Im November 1943 ergriff die Aargauerin Lily Kohler-Burg an der Delegiertenversammlung des Schweizerischen Bauernverbandes das Wort. In ihrem mit «lebhaftem Beifall» aufgenommenen Referat plädierte die Präsidentin des Schweizerischen Bäuerinnen- und Landfrauenverbandes (SBLV) für den Ausbau der «wohltätigen Einrichtung» der «Land-Kindergärten» und die Errichtung von «Kinderkrippen für die ganz Kleinen» auf dem Land.
Arbeit und Lernen verzahnt
Ist es Zufall, dass die Bäuerinnen ausgerechnet in den 1940er-Jahren (mehr) Kinderkrippen auf dem Land verlangten? Wohl kaum. Die von der Aargauerin Lily Kohler-Burg erhobene Forderung ist vielmehr eine Folge der konkreten Veränderungen, die sich in diesem Zeitraum auf den Bauernbetrieben vollzogen. Wichtige Hinweise darauf, welcher Art dieser Wandel war, liefert die hier abgebildete Aufnahme, die der Berner Fotograf Eugen Tierstein im Jahr zuvor in Wohlen bei Bern gemacht hatte.
Bis in die Mitte des 20. Jahrhunderts waren Kinder in der Landwirtschaft von klein auf Teil der bäuerlichen Ökonomie. Ihre Betreuung durch Erwachsene (Eltern, Familienangehörige, Dienstboten) sowie ihr Lernen und Arbeiten waren eng verzahnt und im Alltag kaum voneinander zu trennen.
Wichtige Hunde und Pferde
Eine wichtige Rolle beim Hineinwachsen der Kinder in die bäuerliche Arbeits- und Lebenswelt auf den Höfen spielten deshalb auch die auf den Betrieben mitarbeitenden Tiere, insbesondere Pferde und Hunde, die in der Regel auch unter dem gleichen Dach lebten wie die Menschen.
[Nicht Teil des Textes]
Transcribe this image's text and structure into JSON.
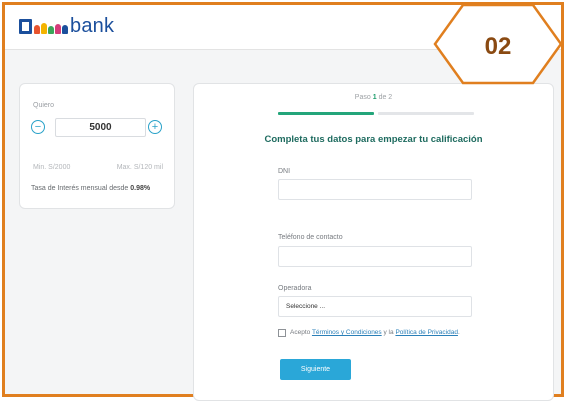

Bis in die 1940er-Jahre nahm die Zahl der Arbeitspferde auf den Höfen stetig zu und damit auch die Möglichkeiten zur Verknüpfung von Arbeit und Betreuung, wie die Aufnahme illustriert. Das begann sich jedoch in den 1940er-Jahren zu ändern. Einerseits wurden viele Pferde während des Zweiten Weltkrieges eingezogen und anderseits traten auf den Betrieben zunehmend Traktoren an ihre Stelle.
Problem Motorisierung
Die ab den 1940er-Jahren über Zapfwellen verfügenden Traktoren erwiesen sich als wirtschaftlich effizienter als Pferde. Aber anders als die Pferde eigneten sich die Traktoren nur schlecht zur Verbindung von produktiver und reproduktiver Arbeit. In der Landwirtschaft, in der reproduktive Arbeiten wie die Kinderbetreuung oder die Erziehung der Tiere und Kinder zur Arbeit nicht einfach aus den Betrieben ausgelagert werden konnten wie in der Industrie, schuf die Motorisierung deshalb Vor- und Nachteile zugleich. Die Nachteile versuchten die ohnehin schon mit Arbeit überhäuften Bäuerinnen mit Massnahmen wie der Einrichtung von Kinderkrippen zu lösen.
Genauer hinschauen
Wie jede als insgesamt positiv wahrgenommene Veränderung hatte auch die Motorisierung vielfältige Auswirkungen: solche, die man messen kann, und solche, die von den zeitgenössischen Akteuren nur schwer zu durchschauen sind. Historische Quellen können uns deshalb nicht nur helfen, die Vergangenheit besser zu verstehen, sondern auch dazu anregen, bei aktuellen Veränderungen genauer hinzuschauen, um zu erkennen, was sie alles bewirken.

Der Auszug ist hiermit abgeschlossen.